Młody Kurt bardzo lubił Beatlesów, poznał też Led Zeppelin, Kiss, Black Sabbath. Dowiedział się o muzyce punkowej. Chciał zostać gitarzystą, kupił więc gitarę i zaczął naukę gry… W Aberdeen jedyną grupą punkową byli The Melvins. Cobain nawiązał z nimi kontakt i przebywał wśród nich, był jakby asystentem – nosił im sprzęt, podawał drinki. Zaprzyjaźnił się w końcu z gitarzystą zespołu – Buzzem Osbourne. The Malvins zabrali go pewnego razu na koncert Black Flag w Seattle. Występ zrobił na nim tak duże wrażenie, że odtąd jego jedynym marzeniem było założenie własnej kapeli.
W 1984 roku Cobain wrócił do Wendy, która ponownie wyszła za mąż. Niedługo po tym macocha przekonała go by wrócił do ojca. Spędził u niego tydzień- później nie widział się z nim przez 8 lat. Kurt zamieszkał u przyjaciela Jesse Reeda. Wyrzucili go jednak rodzice chłopaka, ponieważ Kurt palił już wtedy marihuanę i zadawał się z podejrzanym towarzystwem.

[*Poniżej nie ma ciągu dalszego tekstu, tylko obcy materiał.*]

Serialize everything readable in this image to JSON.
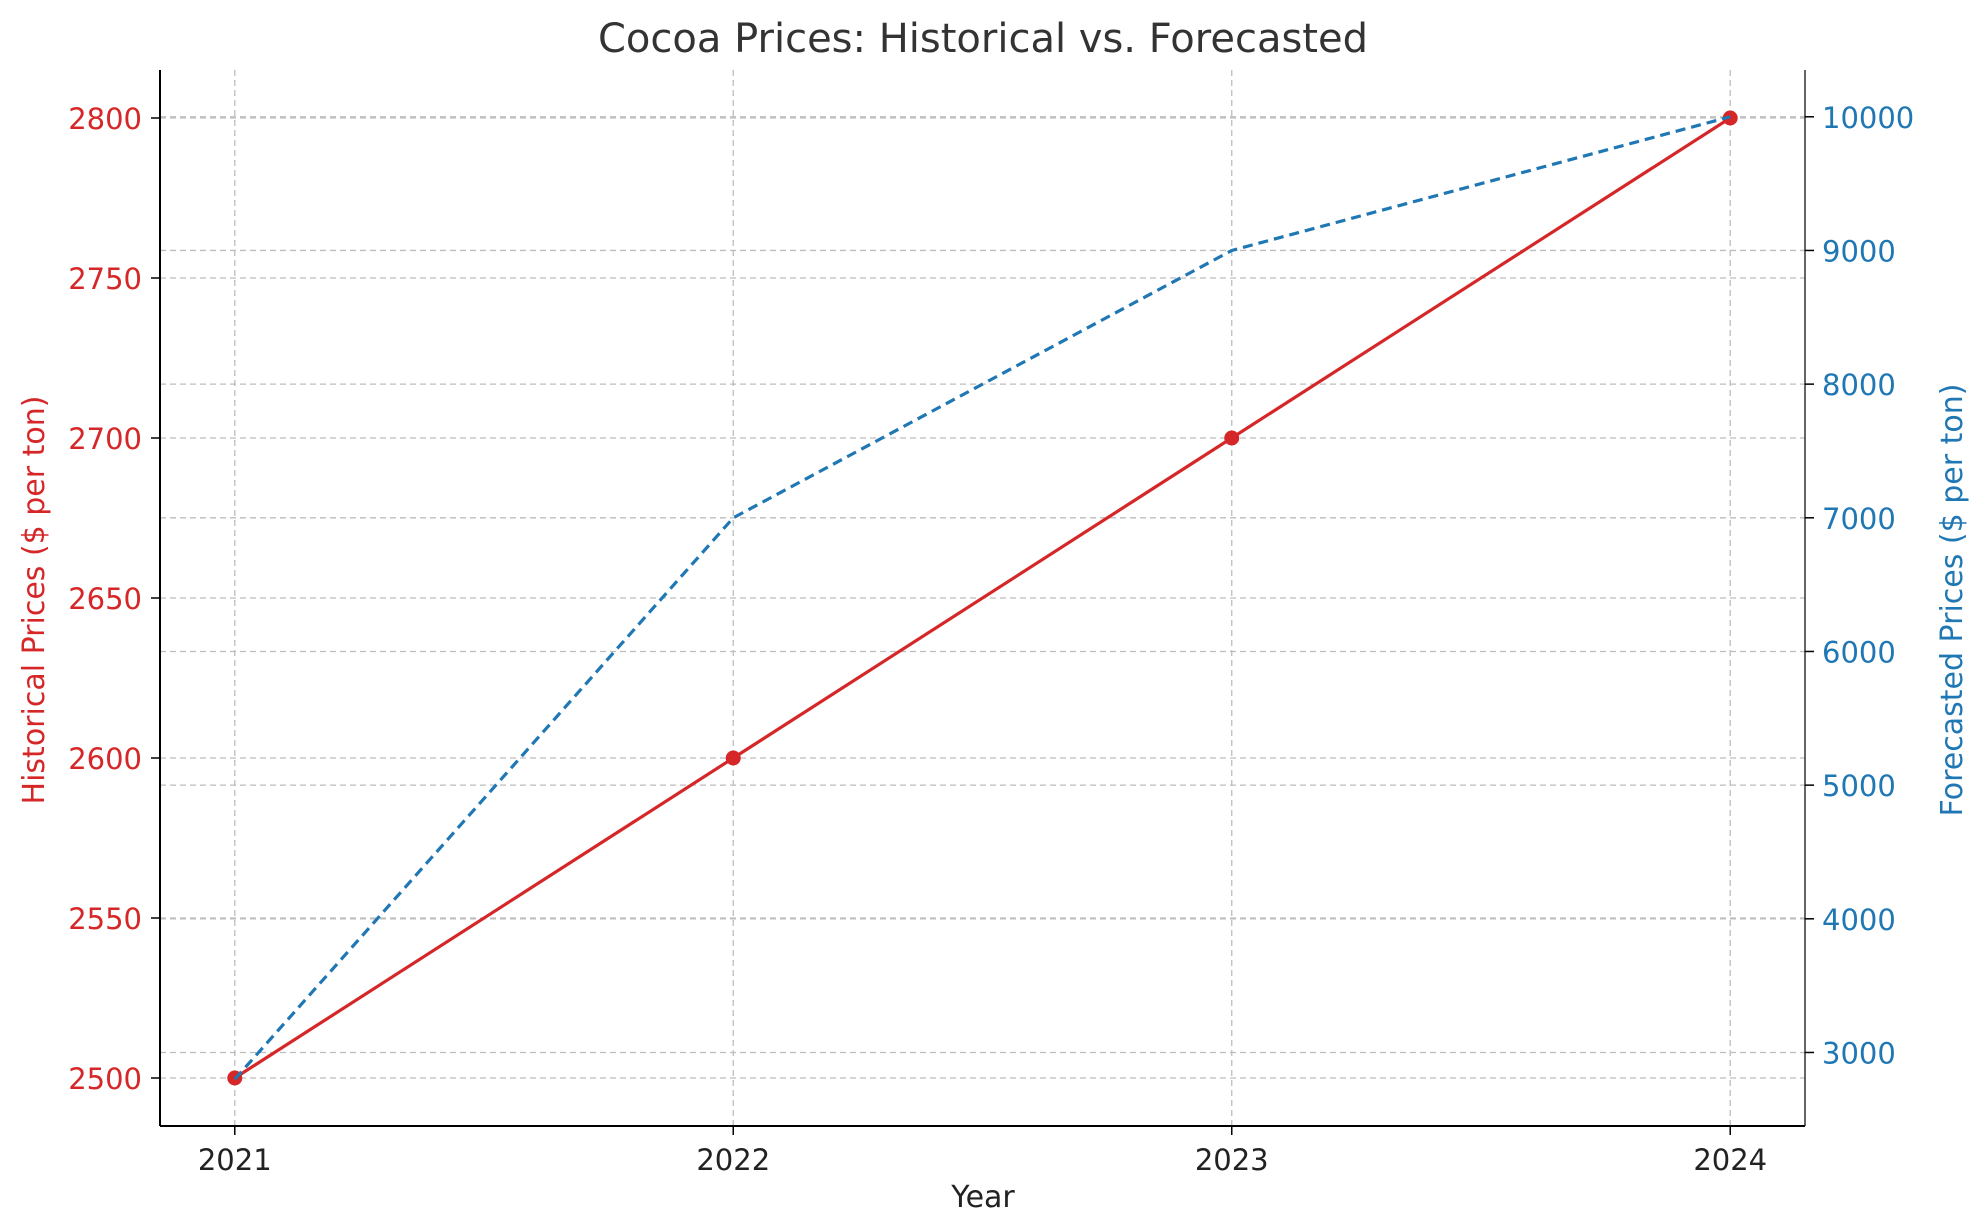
{
  "chart_data": {
    "type": "line",
    "title": "Cocoa Prices: Historical vs. Forecasted",
    "xlabel": "Year",
    "ylabel_left": "Historical Prices ($ per ton)",
    "ylabel_right": "Forecasted Prices ($ per ton)",
    "x": [
      2021,
      2022,
      2023,
      2024
    ],
    "x_ticks": [
      "2021",
      "2022",
      "2023",
      "2024"
    ],
    "y_left_ticks": [
      2500,
      2550,
      2600,
      2650,
      2700,
      2750,
      2800
    ],
    "y_right_ticks": [
      3000,
      4000,
      5000,
      6000,
      7000,
      8000,
      9000,
      10000
    ],
    "ylim_left": [
      2485,
      2815
    ],
    "ylim_right": [
      2450,
      10350
    ],
    "grid": true,
    "series": [
      {
        "axis": "left",
        "values": [
          2500,
          2600,
          2700,
          2800
        ],
        "style": "solid",
        "markers": true,
        "color": "#d62728"
      },
      {
        "axis": "right",
        "values": [
          2800,
          7000,
          9000,
          10000
        ],
        "style": "dashed",
        "markers": false,
        "color": "#1f77b4"
      }
    ]
  }
}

Gdy Kurt zakończył edukację w szkole średniej, postanowił całkowicie poświęcić się muzyce i zerwał ze szkołą. Musiał znaleźć prace. W ciągu paru lat miał ich kilka – pracował jako sprzątacz, wychowywał dzieci na obozach, usługiwał w hotelu. Zimę przemieszkał w bibliotece, gdzie czytał sporo książek, a w między czasie jadał u znajomych. I tak toczyło się jego życie dopóki Buzz Osbourne nie przedstawił mu Krista Novoselika. Kurt w 1987r. namówił go na założenie zespołu i tak powstała „Nirvana”- zespół, o którym na zawsze wszyscy będą pamiętać, gdyż zapisał się on w historii Rocka I Grunge’u jako mentalny i duchowy fundament.
Kolejne miesiące upłynęły Kurtowi na wyprawach do Olympii- centrum akademickiego. Poznał tam swoja pierwszą, poważna narzeczoną, Tracy Marander. Mieszkał u niej przez chwilę, w tym czasie oddawał się z upodobaniem swej pasji plastycznej.
W 1990r. Kurt rozstał się z Tracy. Później Kurt przeżył kilka przelotnych miłości, którym poświęcił kilka utworów (Aneurysm, Drain You, Lounge Act), a serce ukojone zostało dopiero przy boku Courtney Love.
Po wybuchu popularności płyty NEVERMIND, Kurtowi zaczął ciążyć tryb życia gwiazdy rocka. Dręczyły go także bóle jamy brzusznej- był w poważnej fazie uzależnienia od heroiny, którego nie pokonały kuracje odwykowe.
Na początku 1994r. Kurt i Courtney przeprowadzili się do nowego domu w ekskluzywnej dzielnicy Seattle. Nirvana ruszyła na trasę po Europie. 3marca w hotelu Excelsior w Rzymie Cobain zażył zabójczą środka uspakajającego. Odratowano go po 20 godzinach śpiączki. Koncerty przesunięto na inne terminy. W połowie miesiąca dom w Seattle odwiedzała kilkakrotnie policja. Dochodziło do awantur z bronią, która w rezultacie została skonfiskowana przez funkcjonariuszy. W końcu udało się wysłać Kurta na odwyk w klinice w Los Angeles. Wcześniej zdążył namówić przyjaciela, aby kupił mu strzelbę.
Kurt opuścił klinikę nagle i 2 kwietnia wrócił do Seattle. Trzy dni później rzekomo odebrał sobie życie strzałem w głowę (istnieją hipotezy i dowody, że Kurt Cobain został zamordowany). W pożegnalnym liście, cytując Neila Younga napisał: „Lepiej jest spłonąć, niż wyblaknąć”.